As for the computer field, one leading-edge market that remains essentially untapped and, Young says, will eventually evolve to be the next major technological revolution, is the integration of computing and communications. In the future, he says, all businesses and homes will be linked by a network of fiber-optic cables that will allow simple computers and telephones to tap into a vast array of video, audio and verbal sources. The companies that get in at the beginning of that technological explosion will be leaders throughout the world, he says, and he wants Minnesota companies to lead the way.
The Governor's Task Force on the Future of the Minnesota Computer Industry, of which Young was a part, had this suggestion: "We strongly recommend that our state government support the creation and rapid deployment of a state-of-the-art information highway, including the installation of a fiber optic trunk linking key facilities around the state into one network."

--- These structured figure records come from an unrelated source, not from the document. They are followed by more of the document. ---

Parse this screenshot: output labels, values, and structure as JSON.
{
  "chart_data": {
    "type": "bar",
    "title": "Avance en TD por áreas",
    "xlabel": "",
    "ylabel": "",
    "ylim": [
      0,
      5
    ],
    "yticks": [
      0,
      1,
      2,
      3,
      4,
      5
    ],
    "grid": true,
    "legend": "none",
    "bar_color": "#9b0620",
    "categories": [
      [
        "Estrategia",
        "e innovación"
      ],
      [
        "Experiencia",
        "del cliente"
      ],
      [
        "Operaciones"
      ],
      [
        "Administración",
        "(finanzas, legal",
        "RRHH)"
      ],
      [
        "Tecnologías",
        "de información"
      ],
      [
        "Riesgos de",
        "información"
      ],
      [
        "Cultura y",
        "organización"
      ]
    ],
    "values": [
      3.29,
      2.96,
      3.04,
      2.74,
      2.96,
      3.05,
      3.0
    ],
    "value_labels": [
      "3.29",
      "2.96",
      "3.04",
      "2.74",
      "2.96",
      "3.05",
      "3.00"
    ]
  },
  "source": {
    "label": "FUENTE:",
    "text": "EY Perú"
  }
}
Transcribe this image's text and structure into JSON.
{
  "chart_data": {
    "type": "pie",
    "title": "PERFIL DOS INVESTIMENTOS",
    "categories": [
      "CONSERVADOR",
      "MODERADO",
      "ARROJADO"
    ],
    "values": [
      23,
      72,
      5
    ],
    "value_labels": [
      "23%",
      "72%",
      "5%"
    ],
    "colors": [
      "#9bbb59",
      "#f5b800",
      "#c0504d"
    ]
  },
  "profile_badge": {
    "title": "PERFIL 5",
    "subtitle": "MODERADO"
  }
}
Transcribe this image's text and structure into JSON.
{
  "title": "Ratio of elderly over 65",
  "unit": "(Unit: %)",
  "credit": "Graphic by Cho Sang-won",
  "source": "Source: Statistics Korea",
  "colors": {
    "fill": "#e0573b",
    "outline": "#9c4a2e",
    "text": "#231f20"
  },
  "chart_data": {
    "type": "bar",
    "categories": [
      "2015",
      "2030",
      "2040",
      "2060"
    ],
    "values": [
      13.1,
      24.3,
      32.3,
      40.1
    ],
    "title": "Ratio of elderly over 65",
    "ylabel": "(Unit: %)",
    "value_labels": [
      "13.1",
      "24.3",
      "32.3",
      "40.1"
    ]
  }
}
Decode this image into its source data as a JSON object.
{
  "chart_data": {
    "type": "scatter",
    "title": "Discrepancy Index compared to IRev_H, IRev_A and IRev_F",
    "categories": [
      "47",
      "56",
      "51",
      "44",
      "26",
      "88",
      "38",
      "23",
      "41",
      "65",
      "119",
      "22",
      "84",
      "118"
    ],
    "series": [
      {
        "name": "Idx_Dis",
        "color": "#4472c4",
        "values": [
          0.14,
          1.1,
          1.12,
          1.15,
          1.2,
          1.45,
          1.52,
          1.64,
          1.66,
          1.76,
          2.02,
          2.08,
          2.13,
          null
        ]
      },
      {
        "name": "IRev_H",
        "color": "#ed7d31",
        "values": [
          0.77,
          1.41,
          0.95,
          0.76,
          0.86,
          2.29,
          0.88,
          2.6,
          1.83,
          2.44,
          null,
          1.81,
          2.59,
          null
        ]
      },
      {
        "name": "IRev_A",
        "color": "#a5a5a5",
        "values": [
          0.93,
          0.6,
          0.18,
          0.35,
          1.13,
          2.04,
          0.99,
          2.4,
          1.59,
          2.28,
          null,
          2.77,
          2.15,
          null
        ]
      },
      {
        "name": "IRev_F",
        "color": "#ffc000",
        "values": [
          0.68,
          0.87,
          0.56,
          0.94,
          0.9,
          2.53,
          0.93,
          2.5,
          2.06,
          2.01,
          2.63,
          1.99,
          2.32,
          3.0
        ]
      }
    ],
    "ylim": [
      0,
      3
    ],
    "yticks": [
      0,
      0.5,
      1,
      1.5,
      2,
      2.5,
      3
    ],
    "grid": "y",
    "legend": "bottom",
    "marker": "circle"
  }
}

But Young says the Task Force's recommendation ultimately brings the topic back full circle to the question: Can you create and encourage high-tech growth? Many government, education and industry officials from throughout the Ninth District hope the answer is yes, as they plan to continue their efforts along that line. As William Norris warns: "If we can't [increase research and encourage product development] we will continue to go down. Our standard of living is eroding, that's obvious, and it's going to continue."